Cerro Resources makes headway at Mt. Philp

Cerro Resources' Mount Philp iron ore project in Northwestern Australia. Photo by Cerro ResourcesCerro Resources' Mount Philp iron ore project in Northwestern Australia. Photo by Cerro Resources

A new resource estimate for the Mount Philp hematite iron prospect in Northwestern Australia shifts more inferred resources into the indicated category but has failed to lift the shares of Cerro Resources (CJO-V, CJO-A).

Indicated resources — which make up 63% of the total resource of the Mount Philp deposit — now stand at 19 million tonnes grading 41% iron and 38% silica. Inferred resources add another 11.4 million tonnes of 34% iron and 48% silica.

The updated resource figures are based on 48 diamond and reverse-circulation holes drilled over a 4-km strike length.

The 100%-owned Mount Philp deposit is 54 km southeast of Mount Isa in Queensland and 8 km northwest of the company’s Kalman molybdenum-rhenium-copper-gold deposit.

Mt. Philp occurs as a single northeast-trending, iron-rich stratigraphic unit that extends over 4 km within the Proterozoic Corella formation that grades from hematitic quartzite through banded siliceous ironstone and siliceous ironstone into massive hematitic ironstone.

The ironstone is generally fine- to medium-grained with increasing grain size related to hematite content.
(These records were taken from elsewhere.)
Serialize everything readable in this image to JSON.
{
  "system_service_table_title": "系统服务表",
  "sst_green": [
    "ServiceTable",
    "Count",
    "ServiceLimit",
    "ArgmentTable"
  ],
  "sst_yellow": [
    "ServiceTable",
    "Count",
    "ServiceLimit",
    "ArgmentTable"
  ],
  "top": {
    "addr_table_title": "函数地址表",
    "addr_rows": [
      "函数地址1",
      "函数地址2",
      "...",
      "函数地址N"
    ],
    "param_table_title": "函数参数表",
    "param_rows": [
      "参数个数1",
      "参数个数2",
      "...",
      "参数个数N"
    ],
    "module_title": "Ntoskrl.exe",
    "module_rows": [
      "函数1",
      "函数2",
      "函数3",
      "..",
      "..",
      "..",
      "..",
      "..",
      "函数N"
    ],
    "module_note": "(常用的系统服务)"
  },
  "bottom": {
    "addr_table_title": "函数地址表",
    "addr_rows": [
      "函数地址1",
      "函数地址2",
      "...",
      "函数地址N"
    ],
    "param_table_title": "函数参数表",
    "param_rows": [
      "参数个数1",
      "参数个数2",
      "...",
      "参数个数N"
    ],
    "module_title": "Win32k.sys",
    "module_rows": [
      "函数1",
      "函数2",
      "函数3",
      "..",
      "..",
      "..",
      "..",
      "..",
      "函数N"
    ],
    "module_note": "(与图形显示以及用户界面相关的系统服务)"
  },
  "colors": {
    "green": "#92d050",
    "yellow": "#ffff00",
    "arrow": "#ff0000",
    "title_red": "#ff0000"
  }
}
Remobilization of hematite with coarse recrystallization is evident in some shears.

Preliminary metallurgical testing on samples from within the inferred resource suggests creating a 68% iron product using the floatation method to remove silica. Floatation sighter tests on samples of varying silica content indicated an iron-ore product could be achieved from material with high silica content, the company says.

Cerro Resources began exploring the Mount Isa mineral province in 2005 and focused on structurally controlled deposits within altered Corella formation metasediments. It discovered the Kalman molybdenum-rhenium deposit in October 2005 while deep drilling a known copper occurrence. It didn’t start pursuing the Mount Philp iron ore project with regional mapping and rock-chip geochemisty until 2010.

At presstime Cerro Resources’ shares traded at 12¢ apiece within a 52-week range of 9¢–37¢. The company has 208 million shares, fully diluted.